A questão da origem do evangelho não é uma questão definida pela história da teologia cristã. A mais antiga evidência que temos sobre o assunto provém de Irineu:
Mais tarde, João, o discípulo do Senhor, que repousava sobre o peito, também escreveu um evangelho, enquanto ele residia em Éfeso, na Ásia[1]
Muito embora tal tradição também seja mantida por Eusébio[2], a teologia do século XIX parece ter colocado obstáculos para a aceitação dessa premissa. A rejeição de que João teria escrito de Éfeso é fundamentada em algumas observações sobre a origem conceitual do evangelho. Ou seja, em conformidade com as similaridades a que se associa o evangelho, demonstra-se a localidade de onde João provavelmente tenha escrito o evangelho.
Rudolf Bultmann, por exemplo, fala que o evangelho tem basicamente três fontes principais: a fonte dos sinais, uma dos discursos e outra da paixão. Para ele, a fonte dos discursos, a principal porção do evangelho, tem influências semitas e gnósticas ao mesmo tempo. Entretanto, quando fala da origem geral do evangelho, Bultmann manifesta certa incerteza, observe:
O lugar onde foram redigidos [o evangelho e as epístolas] são desconhecidos(…) Em todo caso, a atmosfera na qual ele surgiu (como também as epístolas) é a do cristianismo oriental. Sem dúvida, o Evangelho em seu todo não foi escrito originalmente em uma língua semítica (aramaico ou siríaco) e depois traduzido para o grego, e sim, foi redigido em grego[3].
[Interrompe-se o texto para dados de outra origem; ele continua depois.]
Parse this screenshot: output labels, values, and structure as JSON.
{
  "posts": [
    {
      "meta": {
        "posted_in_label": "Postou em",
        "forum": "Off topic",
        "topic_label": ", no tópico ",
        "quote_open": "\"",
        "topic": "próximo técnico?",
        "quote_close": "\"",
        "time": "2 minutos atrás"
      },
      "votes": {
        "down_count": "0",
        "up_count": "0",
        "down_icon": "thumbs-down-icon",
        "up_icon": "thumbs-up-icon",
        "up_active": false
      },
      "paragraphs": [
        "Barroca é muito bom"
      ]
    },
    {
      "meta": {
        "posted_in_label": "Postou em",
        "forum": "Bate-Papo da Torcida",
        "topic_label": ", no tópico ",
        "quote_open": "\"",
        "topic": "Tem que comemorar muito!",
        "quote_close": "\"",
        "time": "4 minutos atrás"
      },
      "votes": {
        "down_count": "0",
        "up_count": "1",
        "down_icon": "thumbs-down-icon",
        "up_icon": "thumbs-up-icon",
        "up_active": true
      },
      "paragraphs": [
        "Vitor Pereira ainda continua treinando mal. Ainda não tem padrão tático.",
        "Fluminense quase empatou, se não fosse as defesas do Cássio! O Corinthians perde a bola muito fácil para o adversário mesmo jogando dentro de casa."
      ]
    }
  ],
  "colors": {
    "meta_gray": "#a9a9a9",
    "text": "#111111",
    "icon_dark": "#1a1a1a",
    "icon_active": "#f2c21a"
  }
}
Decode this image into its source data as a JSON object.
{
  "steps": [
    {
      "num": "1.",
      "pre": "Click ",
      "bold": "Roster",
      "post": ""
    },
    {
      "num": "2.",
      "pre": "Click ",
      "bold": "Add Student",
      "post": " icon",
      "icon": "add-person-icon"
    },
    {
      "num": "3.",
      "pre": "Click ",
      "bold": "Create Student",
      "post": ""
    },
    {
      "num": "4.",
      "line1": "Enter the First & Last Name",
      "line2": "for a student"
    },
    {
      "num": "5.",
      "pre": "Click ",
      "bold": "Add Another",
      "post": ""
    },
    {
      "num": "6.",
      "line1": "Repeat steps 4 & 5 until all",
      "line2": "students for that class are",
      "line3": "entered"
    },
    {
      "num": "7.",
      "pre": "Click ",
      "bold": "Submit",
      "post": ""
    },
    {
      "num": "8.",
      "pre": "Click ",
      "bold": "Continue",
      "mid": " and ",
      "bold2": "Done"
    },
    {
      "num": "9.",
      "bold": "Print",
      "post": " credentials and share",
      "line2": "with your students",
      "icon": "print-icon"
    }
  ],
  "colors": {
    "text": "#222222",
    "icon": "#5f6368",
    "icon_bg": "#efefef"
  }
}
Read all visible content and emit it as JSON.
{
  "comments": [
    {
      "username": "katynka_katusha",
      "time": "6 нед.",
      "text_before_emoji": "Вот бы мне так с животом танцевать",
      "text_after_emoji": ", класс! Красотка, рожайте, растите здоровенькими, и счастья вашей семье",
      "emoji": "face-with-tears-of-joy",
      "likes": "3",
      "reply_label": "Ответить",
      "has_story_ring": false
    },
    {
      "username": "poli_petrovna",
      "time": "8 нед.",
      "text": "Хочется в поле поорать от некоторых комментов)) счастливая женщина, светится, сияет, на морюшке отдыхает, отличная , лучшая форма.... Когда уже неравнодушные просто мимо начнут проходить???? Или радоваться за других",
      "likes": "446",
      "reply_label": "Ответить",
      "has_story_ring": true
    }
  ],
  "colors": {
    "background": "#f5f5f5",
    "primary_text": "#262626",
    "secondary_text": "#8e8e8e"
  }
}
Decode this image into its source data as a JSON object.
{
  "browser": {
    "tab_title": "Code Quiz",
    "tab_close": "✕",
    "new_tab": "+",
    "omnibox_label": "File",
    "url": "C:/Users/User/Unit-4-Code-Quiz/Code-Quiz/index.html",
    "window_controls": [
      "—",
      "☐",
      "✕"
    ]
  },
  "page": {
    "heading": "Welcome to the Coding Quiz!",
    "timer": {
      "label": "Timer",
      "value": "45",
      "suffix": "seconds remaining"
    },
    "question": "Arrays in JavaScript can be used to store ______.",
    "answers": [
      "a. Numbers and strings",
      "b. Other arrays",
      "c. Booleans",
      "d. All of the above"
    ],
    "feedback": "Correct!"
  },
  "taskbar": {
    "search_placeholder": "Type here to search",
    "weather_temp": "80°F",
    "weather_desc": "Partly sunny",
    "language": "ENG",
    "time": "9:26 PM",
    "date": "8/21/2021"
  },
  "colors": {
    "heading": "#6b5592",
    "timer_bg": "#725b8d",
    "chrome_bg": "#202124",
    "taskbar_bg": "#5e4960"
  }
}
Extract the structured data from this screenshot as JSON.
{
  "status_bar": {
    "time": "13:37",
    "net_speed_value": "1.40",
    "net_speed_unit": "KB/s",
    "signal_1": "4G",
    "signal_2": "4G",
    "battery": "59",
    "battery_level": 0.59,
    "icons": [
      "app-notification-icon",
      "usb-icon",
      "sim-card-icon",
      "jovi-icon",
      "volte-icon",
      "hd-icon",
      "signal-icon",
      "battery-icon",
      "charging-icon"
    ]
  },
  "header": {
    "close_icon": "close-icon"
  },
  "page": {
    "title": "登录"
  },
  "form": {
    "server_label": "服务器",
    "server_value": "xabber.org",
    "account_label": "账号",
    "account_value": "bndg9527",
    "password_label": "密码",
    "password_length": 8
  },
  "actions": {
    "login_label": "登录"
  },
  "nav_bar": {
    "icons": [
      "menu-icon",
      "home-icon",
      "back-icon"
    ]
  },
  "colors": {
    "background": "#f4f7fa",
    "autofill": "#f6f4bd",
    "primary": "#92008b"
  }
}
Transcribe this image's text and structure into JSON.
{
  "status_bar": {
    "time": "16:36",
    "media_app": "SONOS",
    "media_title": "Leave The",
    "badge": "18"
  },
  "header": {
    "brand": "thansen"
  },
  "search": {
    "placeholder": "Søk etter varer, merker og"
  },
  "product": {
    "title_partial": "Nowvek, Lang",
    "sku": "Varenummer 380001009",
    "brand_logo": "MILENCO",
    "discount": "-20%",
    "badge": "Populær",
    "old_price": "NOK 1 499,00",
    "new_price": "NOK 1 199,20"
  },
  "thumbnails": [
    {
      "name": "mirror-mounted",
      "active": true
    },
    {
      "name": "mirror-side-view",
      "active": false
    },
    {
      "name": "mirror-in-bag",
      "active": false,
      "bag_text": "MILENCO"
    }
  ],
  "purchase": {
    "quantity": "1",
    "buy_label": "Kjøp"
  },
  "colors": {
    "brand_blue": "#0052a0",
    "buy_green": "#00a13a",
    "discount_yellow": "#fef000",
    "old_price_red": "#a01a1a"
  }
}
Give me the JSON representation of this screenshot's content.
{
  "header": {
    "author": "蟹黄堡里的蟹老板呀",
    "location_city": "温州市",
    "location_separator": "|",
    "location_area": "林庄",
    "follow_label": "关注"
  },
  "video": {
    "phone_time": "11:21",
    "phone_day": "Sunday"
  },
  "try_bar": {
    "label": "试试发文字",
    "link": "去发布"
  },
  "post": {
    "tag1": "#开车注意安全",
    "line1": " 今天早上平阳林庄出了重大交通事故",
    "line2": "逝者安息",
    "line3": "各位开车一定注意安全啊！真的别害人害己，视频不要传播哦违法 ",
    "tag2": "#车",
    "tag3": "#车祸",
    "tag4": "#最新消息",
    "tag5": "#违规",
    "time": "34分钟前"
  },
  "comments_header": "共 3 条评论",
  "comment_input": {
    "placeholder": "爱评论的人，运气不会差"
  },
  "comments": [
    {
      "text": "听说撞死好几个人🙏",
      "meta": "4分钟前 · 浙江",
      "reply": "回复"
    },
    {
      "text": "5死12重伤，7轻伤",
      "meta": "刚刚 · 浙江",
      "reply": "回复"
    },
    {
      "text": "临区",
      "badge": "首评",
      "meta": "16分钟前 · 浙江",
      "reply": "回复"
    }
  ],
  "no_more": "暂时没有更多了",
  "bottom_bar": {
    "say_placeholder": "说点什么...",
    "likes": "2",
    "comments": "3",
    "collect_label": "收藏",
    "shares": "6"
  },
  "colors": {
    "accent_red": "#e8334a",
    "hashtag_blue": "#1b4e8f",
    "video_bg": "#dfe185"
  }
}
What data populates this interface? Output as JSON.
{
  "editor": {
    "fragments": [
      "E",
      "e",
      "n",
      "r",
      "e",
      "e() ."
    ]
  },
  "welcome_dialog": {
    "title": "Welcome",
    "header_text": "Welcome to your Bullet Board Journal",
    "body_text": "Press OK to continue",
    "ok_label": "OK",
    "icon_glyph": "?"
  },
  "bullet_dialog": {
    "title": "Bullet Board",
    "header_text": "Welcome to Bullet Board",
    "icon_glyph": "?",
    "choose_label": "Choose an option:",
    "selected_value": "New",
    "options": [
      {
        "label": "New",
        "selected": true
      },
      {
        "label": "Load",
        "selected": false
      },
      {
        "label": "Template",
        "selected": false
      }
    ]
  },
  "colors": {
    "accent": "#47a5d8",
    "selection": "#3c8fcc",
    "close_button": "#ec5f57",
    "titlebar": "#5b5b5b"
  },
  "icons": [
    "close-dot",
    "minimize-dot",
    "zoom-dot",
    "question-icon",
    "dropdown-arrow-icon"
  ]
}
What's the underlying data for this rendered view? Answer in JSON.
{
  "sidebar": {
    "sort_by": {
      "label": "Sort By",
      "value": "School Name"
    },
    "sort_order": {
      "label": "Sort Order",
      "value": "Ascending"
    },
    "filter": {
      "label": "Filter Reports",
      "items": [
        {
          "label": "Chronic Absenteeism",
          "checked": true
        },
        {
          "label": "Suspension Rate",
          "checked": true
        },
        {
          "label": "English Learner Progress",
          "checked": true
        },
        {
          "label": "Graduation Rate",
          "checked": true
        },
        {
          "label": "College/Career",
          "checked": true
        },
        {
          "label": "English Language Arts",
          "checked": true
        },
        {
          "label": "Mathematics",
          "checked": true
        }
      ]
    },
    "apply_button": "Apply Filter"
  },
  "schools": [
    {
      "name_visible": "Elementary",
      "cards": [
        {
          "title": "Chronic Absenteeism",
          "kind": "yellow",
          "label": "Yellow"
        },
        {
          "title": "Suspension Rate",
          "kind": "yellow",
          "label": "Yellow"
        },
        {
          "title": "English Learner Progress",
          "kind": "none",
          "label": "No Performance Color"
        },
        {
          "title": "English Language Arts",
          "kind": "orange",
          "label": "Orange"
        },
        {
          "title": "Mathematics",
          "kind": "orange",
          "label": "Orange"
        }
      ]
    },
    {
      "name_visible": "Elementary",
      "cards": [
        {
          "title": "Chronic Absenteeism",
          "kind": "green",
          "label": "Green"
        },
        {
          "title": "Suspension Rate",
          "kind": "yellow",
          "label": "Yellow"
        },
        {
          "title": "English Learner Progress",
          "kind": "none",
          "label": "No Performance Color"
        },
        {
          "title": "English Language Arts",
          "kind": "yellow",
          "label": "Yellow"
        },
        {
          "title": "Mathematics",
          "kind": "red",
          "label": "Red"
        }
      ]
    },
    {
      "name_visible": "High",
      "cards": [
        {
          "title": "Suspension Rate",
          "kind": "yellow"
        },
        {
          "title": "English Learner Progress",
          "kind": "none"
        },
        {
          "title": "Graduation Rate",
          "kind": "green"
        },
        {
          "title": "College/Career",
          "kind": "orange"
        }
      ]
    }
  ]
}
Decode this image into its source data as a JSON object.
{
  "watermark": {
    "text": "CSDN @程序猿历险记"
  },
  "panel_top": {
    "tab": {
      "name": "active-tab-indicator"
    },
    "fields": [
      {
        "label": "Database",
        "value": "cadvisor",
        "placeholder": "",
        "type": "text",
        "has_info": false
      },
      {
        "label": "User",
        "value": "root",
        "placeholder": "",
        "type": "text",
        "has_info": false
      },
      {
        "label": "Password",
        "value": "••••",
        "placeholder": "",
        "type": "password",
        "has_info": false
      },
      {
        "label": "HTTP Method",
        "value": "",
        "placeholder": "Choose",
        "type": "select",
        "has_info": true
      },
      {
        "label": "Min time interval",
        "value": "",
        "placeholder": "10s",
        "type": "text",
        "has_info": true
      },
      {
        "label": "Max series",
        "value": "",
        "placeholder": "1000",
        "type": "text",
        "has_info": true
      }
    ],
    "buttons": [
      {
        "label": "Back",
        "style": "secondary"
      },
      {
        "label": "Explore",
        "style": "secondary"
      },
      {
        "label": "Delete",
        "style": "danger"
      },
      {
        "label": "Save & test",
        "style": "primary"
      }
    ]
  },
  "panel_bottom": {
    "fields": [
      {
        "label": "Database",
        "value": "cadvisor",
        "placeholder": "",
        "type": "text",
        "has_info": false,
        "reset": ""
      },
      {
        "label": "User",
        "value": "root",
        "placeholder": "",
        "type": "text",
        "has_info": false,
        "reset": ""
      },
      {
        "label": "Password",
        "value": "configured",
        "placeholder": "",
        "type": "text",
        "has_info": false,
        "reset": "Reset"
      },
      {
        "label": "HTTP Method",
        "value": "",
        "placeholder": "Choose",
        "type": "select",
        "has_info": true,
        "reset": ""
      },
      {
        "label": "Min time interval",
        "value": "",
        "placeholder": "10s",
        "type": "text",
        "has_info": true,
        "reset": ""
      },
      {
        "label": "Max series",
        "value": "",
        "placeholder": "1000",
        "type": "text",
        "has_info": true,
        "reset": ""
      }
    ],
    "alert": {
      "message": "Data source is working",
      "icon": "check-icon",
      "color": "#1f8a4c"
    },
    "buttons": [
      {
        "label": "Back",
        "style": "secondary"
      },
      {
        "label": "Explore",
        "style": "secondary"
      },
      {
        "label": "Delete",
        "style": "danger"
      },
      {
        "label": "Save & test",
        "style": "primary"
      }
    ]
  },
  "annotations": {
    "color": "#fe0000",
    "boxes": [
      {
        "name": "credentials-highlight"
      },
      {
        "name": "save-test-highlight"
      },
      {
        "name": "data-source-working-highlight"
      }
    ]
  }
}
É interessante o modo como Bultmann trata do assunto da origem, pois por um lado ela é desconhecida, por outro, é certamente proveniente do cristianismo oriental. Essa incerteza resoluta de Bultmann se deve em primeiro lugar por sua rejeição à opinião de Irineu e a aceitação da similaridade do quarto evangelho com obras gnósticas. Isso o obrigou a assimilar uma origem mista para o evangelho, o associando com a linguagem semita dominada pela influência do dualismo gnóstico. Observe:
Quanto a questão  se a fonte dos ditos e discursos de Jesus (…) é traduzida do semítico ou concebida em grego, é possível dizer que em todo caso, seu estilo é o do discurso semita, ou melhor, da poesia semita como ela é conhecida das Odes de Salomão e de outros textos gnósticos[4].
Segundo a visão de Bultmann, o quarto evangelho provém de um segmento do cristianismo oriental em função de uma clara ligação com o aramaico ou o sírio, que ele até considera como possível fonte para o evangelho. Entretanto, o evangelho é tão parecido com os escritos gnósticos, que ele trata de algumas conexões gnósticas para o evangelho, além de considerar que tal escrito teria sido concebido pelas lentes do mito gnóstico do redentor. Para resolver esse dilema judaico-gnóstico, Bultmann conclui:
Se o autor provém do judaísmo, como talvez o comprovem as freqüentes expressões do rabinismo, em todos os casos, não de um judaísmo ortodoxo, me sim um judaísmo de caráter gnóstico. Especialmente seus recursos redacionais, com os quais constrói os debates, o uso de conceitos e afirmações ambíguas para provocar mal-entendidos, são indicativos do fato de que ele vive no círculo do pensamento gnóstico-dualista[5].
A visão mista de Bultmann não foi amplamente aceita, muito embora discutida e avaliada. Leonard Gopelt (1911-1973) ao analisar a linguagem do documento, demonstrou três características essenciais do evangelho: as antíteses dualistas, os ditos “Eu Sou” e a caracterização de Jesus como Logos. Segundo Gopelt, essas designações são fundamentais para se abordar o que considerou um problema histórico-religioso-filológico e teológico: a questão das fontes do evangelho.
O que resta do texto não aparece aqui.